T = 4:20 return inside to get back to reading.
T = 5:15 becoming slightly dizzy from reading, a little squirmy in the stomach. Thoughts are becoming a little less clear and concise. I take a break and as soon as I put the book and my notebook down I immeadiatly feel better. Dizzyness fading away. I say fuck it and go upstairs I insullfate the last of the temazepam and percocet. I wanted to get rid of the stuff before anyone got home anyways.
T = 5:30 Feeling much better. Decide to move from reading to a little writing. I need to make a proposal for a thesis on my paper. I begin formulating ideas and they are flowing from me beautifully. Pen in hand I feel euphoric again and very inspired. I am still a long ways from completing or even writing my paper but I am already trying to form the outline in my head.
For the next few hours this great euphoric inspiration was abound in my head and I felt great. Then around dinner time I began to feel far less euphoric. The percocet had begun to wan and in another hour I felt that it left my head completely. I was still quite doped up from the methadone, and the adderoll was still keeping me energetic. Eventually I began to feel a little dizzy and sick again, probably from the adderoll and methdone waning off. Regardless, I got a lot of work done and felt very good about the state of my research.

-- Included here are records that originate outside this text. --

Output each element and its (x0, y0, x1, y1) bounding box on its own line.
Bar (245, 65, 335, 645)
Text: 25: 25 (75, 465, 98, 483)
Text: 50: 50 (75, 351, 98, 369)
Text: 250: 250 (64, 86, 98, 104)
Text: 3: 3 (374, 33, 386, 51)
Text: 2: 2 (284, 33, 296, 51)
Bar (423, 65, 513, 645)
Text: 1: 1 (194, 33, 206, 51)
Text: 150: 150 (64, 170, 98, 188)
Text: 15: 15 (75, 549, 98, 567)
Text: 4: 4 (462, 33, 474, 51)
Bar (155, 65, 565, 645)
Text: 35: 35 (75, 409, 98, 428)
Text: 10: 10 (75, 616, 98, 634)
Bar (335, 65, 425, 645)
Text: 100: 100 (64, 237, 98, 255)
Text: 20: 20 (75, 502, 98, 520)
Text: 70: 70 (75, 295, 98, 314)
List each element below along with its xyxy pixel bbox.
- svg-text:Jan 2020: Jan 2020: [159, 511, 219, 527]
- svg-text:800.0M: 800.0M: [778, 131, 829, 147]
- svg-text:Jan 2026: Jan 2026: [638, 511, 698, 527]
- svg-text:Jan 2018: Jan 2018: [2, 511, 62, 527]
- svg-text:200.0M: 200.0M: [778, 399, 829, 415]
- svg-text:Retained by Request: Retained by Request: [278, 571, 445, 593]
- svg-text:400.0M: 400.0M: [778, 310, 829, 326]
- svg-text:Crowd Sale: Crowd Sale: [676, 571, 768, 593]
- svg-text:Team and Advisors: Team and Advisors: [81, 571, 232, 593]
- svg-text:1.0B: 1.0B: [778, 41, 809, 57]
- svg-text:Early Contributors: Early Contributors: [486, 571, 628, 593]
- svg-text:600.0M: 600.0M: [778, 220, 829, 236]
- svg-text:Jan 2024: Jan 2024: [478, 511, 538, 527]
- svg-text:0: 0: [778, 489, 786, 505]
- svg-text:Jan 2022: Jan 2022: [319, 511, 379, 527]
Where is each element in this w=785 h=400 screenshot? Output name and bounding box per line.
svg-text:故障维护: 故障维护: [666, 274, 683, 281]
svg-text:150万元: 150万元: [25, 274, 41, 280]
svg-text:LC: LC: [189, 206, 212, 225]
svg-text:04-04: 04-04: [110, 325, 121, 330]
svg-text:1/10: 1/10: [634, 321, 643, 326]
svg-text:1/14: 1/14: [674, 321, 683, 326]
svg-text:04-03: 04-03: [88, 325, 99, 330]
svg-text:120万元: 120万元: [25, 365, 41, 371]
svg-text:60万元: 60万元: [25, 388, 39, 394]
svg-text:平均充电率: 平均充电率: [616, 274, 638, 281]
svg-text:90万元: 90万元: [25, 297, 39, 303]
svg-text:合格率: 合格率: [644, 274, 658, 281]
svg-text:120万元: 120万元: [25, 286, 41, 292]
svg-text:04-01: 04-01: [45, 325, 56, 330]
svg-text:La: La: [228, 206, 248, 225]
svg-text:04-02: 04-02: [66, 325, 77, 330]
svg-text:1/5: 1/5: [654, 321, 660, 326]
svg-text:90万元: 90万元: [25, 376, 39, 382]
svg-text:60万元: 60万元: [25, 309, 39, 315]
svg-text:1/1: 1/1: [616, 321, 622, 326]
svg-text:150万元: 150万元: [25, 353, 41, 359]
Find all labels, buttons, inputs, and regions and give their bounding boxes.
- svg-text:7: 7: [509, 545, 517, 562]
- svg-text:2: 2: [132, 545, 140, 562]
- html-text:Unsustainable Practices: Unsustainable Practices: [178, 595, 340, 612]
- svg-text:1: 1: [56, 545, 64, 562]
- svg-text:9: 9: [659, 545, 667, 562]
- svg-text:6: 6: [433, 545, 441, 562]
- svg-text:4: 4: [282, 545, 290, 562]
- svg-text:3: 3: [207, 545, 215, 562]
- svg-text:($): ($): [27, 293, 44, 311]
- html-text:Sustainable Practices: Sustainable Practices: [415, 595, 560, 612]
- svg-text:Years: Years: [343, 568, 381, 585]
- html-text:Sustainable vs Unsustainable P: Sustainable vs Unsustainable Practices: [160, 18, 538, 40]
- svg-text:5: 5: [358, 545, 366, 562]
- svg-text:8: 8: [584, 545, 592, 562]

I guess you could say that I use the work as an excuse to justify my drug use, but it is not. I have never been a heavy opiate user and with the exception of the couple weeks after I had my surgery I never really binged on them. I prefer psychedelic drugs for the most part and as drug experiences in themselves I think they are more enlightening than any opiate could ever be. I have just always had a habit of doing school work while high. I did it consistantly throughout high school, aand did very well.
In conclusion: Everyone reacts differently to drugs in the short term and and long term. I have been fortunate enough to create a positive relationship with drugs for the most part. I try to use them for good in my life some of the time rather than just getting high and sitting around. As a prosepctive writer I try to combine periods of sober writing/editing with intoxicated ones. The change in perspective has always helped me with writing, even if it is an acedemic essay. Regardless, be careful with combining uppers and opiates. I have never had bad experiences with the combination, but there are always times during the experience where I feel dizzy and sick. Other friends of mine have vomited before from the combination. Both drugs make my stomach turn to some degree.